Tayfun Atay
Medya için hep söylene gelen, “Türkiye’de medyanın gücü yok, gücün medyası vardır” sözü artık tarikatlar için de geçerli.
Dün İskenderpaşa Nakşibendi Cemaati adına gündeme gelen bir açıklama vardı. Buna göre, “lider” Muharrem Nureddin Coşan, 31 Mart yerel seçimlerinde Cumhur İttifakı ve Erdoğan’ın arkasında olduğunu beyan ediyor.
Açıklama komik de bu açıklamanın ciddiye alınıp habere dönüştürülerek sayfalanması kanımca çok daha komik.
Türkiye’de “Parti-Tarikat-Cemaat” ilişkilerinde dünden bugüne gelinen noktayı görememeye bağlı bir gereksiz önem atfında bulunulmakta Nureddin Coşan’ın bu bildirimine…
Dikkat edilecek olursa yukarıda Coşan için İskenderpaşa Cemaati’nin lideri nitelemesini kullanmam gerektiğinde lider sözcüğünü tırnak içine aldım. Çünkü Nureddin Coşan’ın İskenderpaşa çevresi için liderliği de ciddi bir tartışma konusudur.
***
İskenderpaşa’yı “İskenderpaşa” yapan, Nureddin Coşan’ın dedesi Şeyh Mehmed Zahid Kotku’dur. O, 1960’lardan itibaren Türkiye’de sağ-muhafazakâr siyasete pek çok önemli ismi, başta Necmettin Erbakan olmak üzere “armağan eden” kişidir dense yeridir. Özal Kardeşler (Korkut, Turgut, Bozkurt) üzerinde de onun manevi ve elbette fikrî tesiri oldukça büyüktür.

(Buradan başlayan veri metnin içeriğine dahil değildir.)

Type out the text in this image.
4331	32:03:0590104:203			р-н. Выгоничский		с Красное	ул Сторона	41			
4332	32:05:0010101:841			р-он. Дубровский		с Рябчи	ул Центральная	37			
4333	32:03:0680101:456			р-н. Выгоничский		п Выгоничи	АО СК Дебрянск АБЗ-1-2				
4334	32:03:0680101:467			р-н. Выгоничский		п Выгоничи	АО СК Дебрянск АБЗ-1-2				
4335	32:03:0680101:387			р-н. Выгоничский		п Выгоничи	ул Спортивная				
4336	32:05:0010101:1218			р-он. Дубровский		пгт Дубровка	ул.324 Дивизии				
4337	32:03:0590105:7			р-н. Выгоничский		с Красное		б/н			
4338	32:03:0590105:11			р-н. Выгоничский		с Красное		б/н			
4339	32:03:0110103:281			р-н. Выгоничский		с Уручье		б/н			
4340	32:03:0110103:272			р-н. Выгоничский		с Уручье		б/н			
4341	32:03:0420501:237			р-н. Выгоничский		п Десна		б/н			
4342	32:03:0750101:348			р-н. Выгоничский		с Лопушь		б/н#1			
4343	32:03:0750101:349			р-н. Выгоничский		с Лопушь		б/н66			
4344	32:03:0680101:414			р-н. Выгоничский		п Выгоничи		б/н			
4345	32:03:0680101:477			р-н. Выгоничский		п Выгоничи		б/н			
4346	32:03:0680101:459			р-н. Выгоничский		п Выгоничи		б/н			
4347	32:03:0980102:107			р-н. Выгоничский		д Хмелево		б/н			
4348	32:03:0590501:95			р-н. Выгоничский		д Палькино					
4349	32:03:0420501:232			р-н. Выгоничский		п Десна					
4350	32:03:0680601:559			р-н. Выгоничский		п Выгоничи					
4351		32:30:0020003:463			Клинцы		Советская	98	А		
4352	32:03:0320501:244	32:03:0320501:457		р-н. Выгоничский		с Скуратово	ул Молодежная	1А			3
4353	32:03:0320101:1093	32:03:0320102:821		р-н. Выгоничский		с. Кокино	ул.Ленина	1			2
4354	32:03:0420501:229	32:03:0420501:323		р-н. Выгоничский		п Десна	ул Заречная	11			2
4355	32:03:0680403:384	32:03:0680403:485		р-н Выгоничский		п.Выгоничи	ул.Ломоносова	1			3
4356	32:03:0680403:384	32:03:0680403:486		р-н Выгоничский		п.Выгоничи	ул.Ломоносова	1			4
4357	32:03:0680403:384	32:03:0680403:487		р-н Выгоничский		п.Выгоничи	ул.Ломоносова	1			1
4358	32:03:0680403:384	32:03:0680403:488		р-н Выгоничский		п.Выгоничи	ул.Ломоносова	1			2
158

Dolayısıyla tarihsel olarak da siyasal enerjisi en yüksek tarikat denilebilecek Nakşibendiliğin Cumhuriyet Türkiye’sinde Şeyh Kotku liderliğindeki İskenderpaşa kolu, İslamcı siyaset erbabına özellikle 1960-80 arası dönemde asli istinatgâh olmuştur demek çok yanlış olmaz. Bununla birlikte Kotku’nun ölümünden sonra durum değişmiş, köprülerin altından çok su akmıştır.
1980’de vefat eden Kotku’dan sonra yerine damadı ve Nureddin Coşan’ın da babası olan, Arap-Fars Filolojisi eğitimi görmüş ilahiyat profesörü Esat Coşan geçti. O, Erbakan’dan yaşça bayağı küçüktü ve Prof. Erbakan, Prof. Coşan’ı “şeyh” olarak benimsemedi; Şeyh Kotku’ya gösterdiği hürmet ve muhabbeti ona hiçbir zaman göstermedi. Aksine, aralarında “rabıta” (bağ) değil, rekabet oldu.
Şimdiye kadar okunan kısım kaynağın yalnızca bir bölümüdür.